The archbishop was getting increasingly fidgety, so as the warlock sat down, the duke gestured for the clergyman to take the floor.
“Divinely inspired? Damn you! I’ll tell you what’s divinely inspired!”
“I’m sure that God is delighted to hear that,” the warlock drawled.
The archbishop was red faced, and sputtering so badly that the duke said, “Phillias, relax a moment and get yourself under control, so that you can calmly explain your views to us concerning our guests.”
Long minutes passed before the archbishop again stood up.
“Your Grace, my own views are diametrically opposed to those of the Warlock, who himself started as an outsider. I consider the many serious dangers that the outsiders pose to be far more worrisome than whatever heavenly spying they are doing to us, whatever possible future invasion we are told may be in the offing, or any tragic structural failure or sinking of our islands that may occur if the Warlock’s men continue doing or not doing, as the case may be, whatever it is that they are actually doing.
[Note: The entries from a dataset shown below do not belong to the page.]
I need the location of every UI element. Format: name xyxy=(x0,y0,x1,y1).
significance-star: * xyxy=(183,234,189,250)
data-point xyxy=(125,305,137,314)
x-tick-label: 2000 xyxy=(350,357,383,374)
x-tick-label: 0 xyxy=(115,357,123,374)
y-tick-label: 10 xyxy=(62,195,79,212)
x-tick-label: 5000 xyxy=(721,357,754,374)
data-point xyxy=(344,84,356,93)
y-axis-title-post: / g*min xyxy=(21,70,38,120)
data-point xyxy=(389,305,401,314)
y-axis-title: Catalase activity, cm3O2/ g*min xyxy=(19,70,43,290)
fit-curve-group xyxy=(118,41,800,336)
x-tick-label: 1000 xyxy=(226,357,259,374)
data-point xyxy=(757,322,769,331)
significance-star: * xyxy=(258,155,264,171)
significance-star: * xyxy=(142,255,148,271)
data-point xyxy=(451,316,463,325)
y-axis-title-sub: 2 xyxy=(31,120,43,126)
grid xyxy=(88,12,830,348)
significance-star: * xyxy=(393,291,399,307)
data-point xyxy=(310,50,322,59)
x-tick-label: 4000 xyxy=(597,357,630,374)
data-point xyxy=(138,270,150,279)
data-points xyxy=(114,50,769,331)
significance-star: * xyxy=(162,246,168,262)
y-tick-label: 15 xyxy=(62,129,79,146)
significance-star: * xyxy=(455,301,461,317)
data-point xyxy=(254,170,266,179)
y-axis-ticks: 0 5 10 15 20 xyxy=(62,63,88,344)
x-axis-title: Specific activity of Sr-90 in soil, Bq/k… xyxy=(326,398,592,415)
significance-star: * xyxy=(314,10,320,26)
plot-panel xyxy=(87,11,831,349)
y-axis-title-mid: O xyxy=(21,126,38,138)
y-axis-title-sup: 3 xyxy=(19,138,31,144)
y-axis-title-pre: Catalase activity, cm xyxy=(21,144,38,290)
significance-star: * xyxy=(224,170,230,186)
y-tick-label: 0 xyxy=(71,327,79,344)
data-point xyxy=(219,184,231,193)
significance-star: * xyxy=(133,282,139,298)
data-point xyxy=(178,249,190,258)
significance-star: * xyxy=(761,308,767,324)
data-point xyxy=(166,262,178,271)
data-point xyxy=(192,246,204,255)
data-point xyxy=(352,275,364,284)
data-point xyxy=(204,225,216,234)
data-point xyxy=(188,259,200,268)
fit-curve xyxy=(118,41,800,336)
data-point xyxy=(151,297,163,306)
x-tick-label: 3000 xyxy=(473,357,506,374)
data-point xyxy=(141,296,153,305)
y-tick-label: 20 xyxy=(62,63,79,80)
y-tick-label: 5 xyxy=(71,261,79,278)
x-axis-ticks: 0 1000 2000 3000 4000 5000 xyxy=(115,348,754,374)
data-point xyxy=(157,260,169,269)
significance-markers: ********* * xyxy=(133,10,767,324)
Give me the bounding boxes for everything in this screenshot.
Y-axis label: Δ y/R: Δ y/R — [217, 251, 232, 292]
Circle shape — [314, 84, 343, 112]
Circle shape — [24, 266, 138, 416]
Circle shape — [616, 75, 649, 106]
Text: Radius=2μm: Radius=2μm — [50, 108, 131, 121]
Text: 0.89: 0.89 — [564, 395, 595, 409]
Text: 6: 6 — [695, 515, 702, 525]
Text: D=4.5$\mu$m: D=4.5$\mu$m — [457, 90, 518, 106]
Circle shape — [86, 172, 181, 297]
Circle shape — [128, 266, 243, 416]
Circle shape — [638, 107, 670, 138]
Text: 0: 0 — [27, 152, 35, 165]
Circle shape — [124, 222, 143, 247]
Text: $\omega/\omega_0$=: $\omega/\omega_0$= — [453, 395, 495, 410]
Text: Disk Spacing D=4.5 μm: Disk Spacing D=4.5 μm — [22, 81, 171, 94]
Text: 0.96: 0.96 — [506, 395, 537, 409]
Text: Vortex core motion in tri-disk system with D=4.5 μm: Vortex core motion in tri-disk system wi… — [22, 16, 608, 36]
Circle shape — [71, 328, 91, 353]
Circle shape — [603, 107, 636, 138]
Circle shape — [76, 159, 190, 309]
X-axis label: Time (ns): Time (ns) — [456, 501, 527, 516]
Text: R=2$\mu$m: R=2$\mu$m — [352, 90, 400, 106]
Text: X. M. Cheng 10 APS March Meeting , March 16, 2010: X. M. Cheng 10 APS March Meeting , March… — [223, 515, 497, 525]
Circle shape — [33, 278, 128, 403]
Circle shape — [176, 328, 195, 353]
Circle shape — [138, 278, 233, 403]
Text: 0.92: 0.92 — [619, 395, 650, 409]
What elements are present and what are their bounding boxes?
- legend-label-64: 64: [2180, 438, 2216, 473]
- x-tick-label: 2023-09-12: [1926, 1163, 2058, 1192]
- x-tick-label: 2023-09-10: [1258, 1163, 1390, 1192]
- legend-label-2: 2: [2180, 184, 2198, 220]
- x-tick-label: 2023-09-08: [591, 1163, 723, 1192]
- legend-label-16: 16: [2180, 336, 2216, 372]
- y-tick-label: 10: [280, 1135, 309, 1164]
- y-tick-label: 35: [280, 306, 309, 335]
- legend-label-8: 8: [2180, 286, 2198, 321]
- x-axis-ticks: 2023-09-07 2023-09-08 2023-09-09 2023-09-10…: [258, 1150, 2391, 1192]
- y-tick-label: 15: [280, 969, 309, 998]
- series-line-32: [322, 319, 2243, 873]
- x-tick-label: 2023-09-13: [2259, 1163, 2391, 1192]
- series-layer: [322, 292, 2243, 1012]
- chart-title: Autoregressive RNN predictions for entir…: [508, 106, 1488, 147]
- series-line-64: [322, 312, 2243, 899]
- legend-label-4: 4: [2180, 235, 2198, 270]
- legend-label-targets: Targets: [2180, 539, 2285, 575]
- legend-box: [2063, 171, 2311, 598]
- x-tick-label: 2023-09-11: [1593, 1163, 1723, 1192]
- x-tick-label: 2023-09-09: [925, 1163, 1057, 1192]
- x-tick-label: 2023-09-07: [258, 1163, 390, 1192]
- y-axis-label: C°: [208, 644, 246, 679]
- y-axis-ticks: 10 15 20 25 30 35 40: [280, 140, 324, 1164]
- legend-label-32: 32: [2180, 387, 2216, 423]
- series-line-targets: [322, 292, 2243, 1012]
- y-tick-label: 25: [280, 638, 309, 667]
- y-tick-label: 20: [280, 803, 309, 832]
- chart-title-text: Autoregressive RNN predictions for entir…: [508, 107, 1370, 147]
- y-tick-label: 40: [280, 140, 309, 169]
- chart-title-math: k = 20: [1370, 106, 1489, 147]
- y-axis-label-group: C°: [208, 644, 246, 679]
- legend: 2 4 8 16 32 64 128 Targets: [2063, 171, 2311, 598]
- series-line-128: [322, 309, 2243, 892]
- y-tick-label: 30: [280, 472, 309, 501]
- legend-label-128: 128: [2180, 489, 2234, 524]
“I am worried about the health of the bodies and souls of every one of your subjects. The danger of diseases is well documented. Small numbers of outsiders have repeatedly started plagues that have killed off one third to one half of our entire population. That is four to six thousand of your people dead! Now, think about what could happen if hundreds, even thousands of outsiders come all within a short period of time. Hundreds or thousands of plagues could be started simultaneously, and every single one of us could die! Even those who are sick but not deathly ill, and who might have recovered, will not, for lack of anyone to tend them!